• Teddi Prasetya
  • NLP Reflections
  • No Comments

Ups, ada yang kelupaan dari judul di atas. Seharusnya, “Mengapa Hidup Serasa Begitu Sulit?”.

Ya, ini adalah sebuah pertanyaan saya yang sedang kagum dengan kemampuan manusia mengendalikan pikirannya sendiri.

Ada sebuah pelajaran menarik yang saya dapat sewaktu membaca buku-buku awal NLP, seperti Using Your Brain for a Change-nya Richard Bandler. Dia mengatakan bahwa otak manusia adalah benda yang tidak memiliki tombol “off”

“Heh?”, tanya saya waktu itu.

Betul. Otak kita tidak memiliki tombol off, karenanya ia akan selalu bekerja dan memproses apapun yang kita pikir dan rasakan sekalipun tanpa sadar kita kendalikan.

Benarkah demikian?

Ya. Cobalah kita ingat-ingat impian besar yang kita miliki, dan sampai saat ini belum kita putuskan juga untuk memulainya. Disadari atau tidak, Anda dan saya barangkali sering mengatakan, “Ah, yang penting bikin rencana yang matang dulu”, “Hmmm…saya kan masih muda, masih banyak waktu”, “Tapi, tujuan sebesar itu pasti butuh waktu kan?”, dan seterusnya. Well, NLP mengatakan: semua itu adalah keputusan kita sendiri, alias limiting decision yang kita buat sendiri. Dan sembari kita memutuskan untuk menunda pencapaian tujuan, pada saat yang sama kita pun memutuskan untuk menikmati kondisi nyaman kita saat ini.
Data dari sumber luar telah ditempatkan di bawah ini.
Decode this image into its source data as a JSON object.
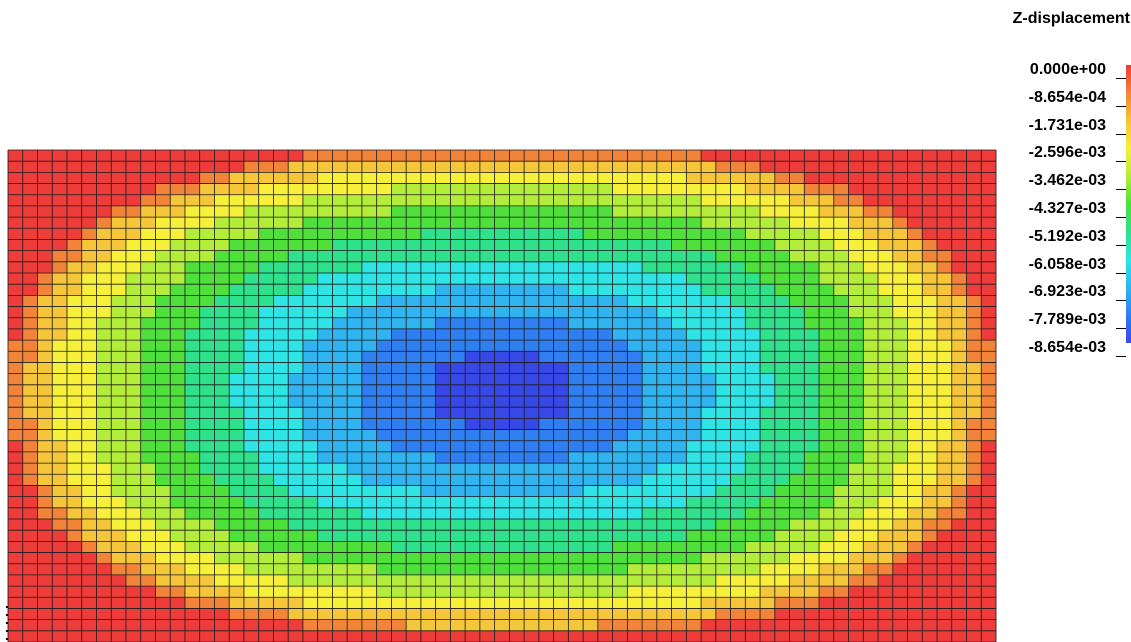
{
  "chart_data": {
    "type": "heatmap",
    "title": "",
    "field": "Z-displacement",
    "mesh": {
      "columns": 67,
      "rows": 44
    },
    "colorbar": {
      "label": "Z-displacement",
      "ticks": [
        "0.000e+00",
        "-8.654e-04",
        "-1.731e-03",
        "-2.596e-03",
        "-3.462e-03",
        "-4.327e-03",
        "-5.192e-03",
        "-6.058e-03",
        "-6.923e-03",
        "-7.789e-03",
        "-8.654e-03"
      ],
      "min": -0.008654,
      "max": 0.0,
      "bands": [
        "#ee3c3a",
        "#f2843a",
        "#f5c53a",
        "#f6f03a",
        "#b4ec3a",
        "#4fe03c",
        "#2fe08c",
        "#2fe4e4",
        "#2fb4f0",
        "#2f7ef2",
        "#3848e6"
      ]
    },
    "grid": true,
    "legend_position": "right"
  }
}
Otak kita tidak memiliki tombol off, karenanya ia tidak pernah diam. Anda berada di keramaian, dan otak akan mencari berbagai hal yang menarik untuk ditelaah, sehingga mengganggu konsentrasi Anda. Begitu juga dengan ketika Anda berada di tempat yang sunyi sepi, ia akan mengajak Anda untuk masuk ke dalam diri dengan memunculkan berbagai bayangan, suara, atau perasaan tertentu dari beragam pengalaman yang Anda miliki. Dalam kondisi yang ekstrim, yang terakhir ini bisa mengakibatkan apa yang sering dikatakan sebagai ‘kegilaan’. Ya, kegilaan bukanlah muncul karena otak manusia yang rusak, melainkan justru karena manusia punya mekanisme kerja yang sempurna.
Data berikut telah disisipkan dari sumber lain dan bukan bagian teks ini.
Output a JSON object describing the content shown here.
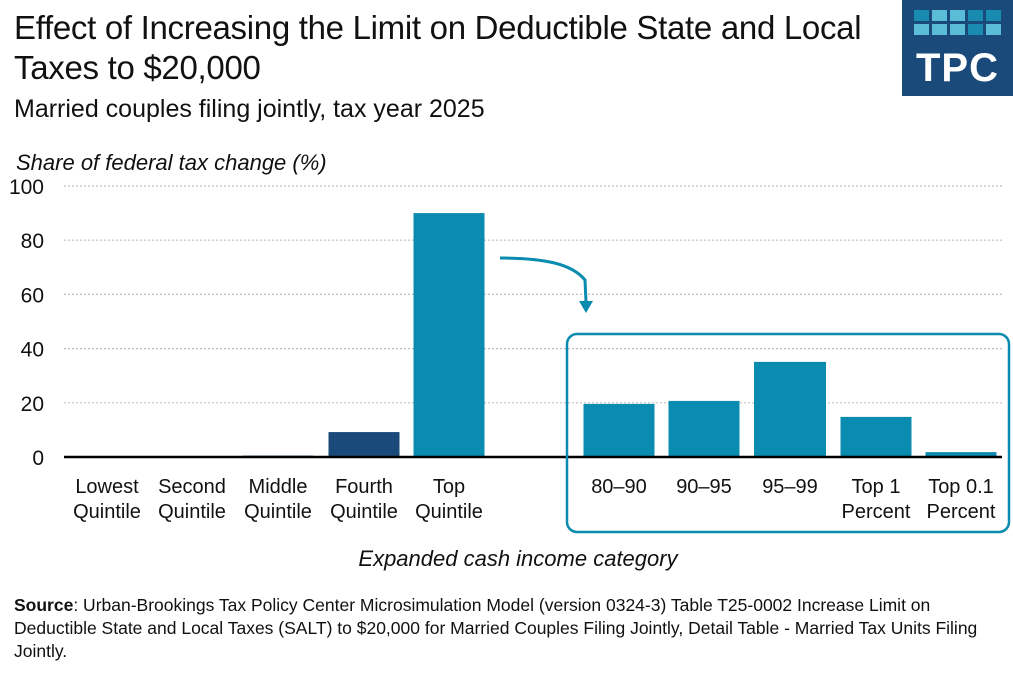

Nah, sebaliknya pula, jika otak kita tidak memiliki tombol off yang akan menghentikan aktivitasnya, berarti kita cukup mengarahkannya untuk mencapai apa yang kita inginkan, dan ia akan melaju kencang dengan sendirinya.

Seorang rekan pernah bercerita kepada saya, “Akhir pekan kemarin saya pikir adalah akhir pekan yang menyenangkan. Sampai akhirnya seorang tetangga datang, dan merusak semuanya!”

Hmmm…ada yang aneh dari cerita ini. Jika sebuah kejadian yang hanya beberapa menit saja bisa merusak kesenangan yang sudah berlangsung 2 hari, mengapa tidak kejadian tersebut kita ‘rusak’ dengan kesenangan kembali? Mengapa begitu mudah kita menghapuskan sebuah kesenangan dengan sebuah kesusahan, namun begitu sulit untuk menghapus kesusahan dengan sebuah kesenangan?

Ada yang aneh lagi. Ceritanya adalah ketika saya mengajarkan beberapa teknik dalam NLP kepada beberapa orang rekan. Selesai sesi, mereka bertanya, “Apakah dengan menggunakan teknik yang cepat seperti ini, kita tidak jadi seperti robot ya?”

Hmmm…sangat aneh menurut saya, sebab yang dianggap sebagai ‘manusia’ adalah orang yang ketika mengalami kesusahan kemudian menyimpannya selama beberapa hari, baru kemudian bisa kembali melanjutkan hidupnya. Sedangkan mereka yang bisa semudah membalikkan telapak tangan untuk keluar dari kesusahan dan kembali produktif dikatakan sebagai ‘robot’.

Ah, tahu apa saya ini. Semuanya memang pilihan, bukan? Jika kita menginginkan kesenangan, maka buatlah internal representation kita begitu menarik, barengi dengan fisiologi yang kongruen, dan katakan sesuatu yang menyenangkan dan penuh makna. Maka masa lalu tidak memiliki fungsi lain selain memberikan pelajaran yang berharga untuk digunakan di hari ini. Begitu juga masa depan tidak memiliki fungsi lain selain memberikan arah untuk dijalani di hari ini.

Anda ingin menjalani hari ini dengan menyenangkan? Cukup putuskan untuk maju dari bangku penumpang, dan menjadi pengemudi otak Anda sendiri.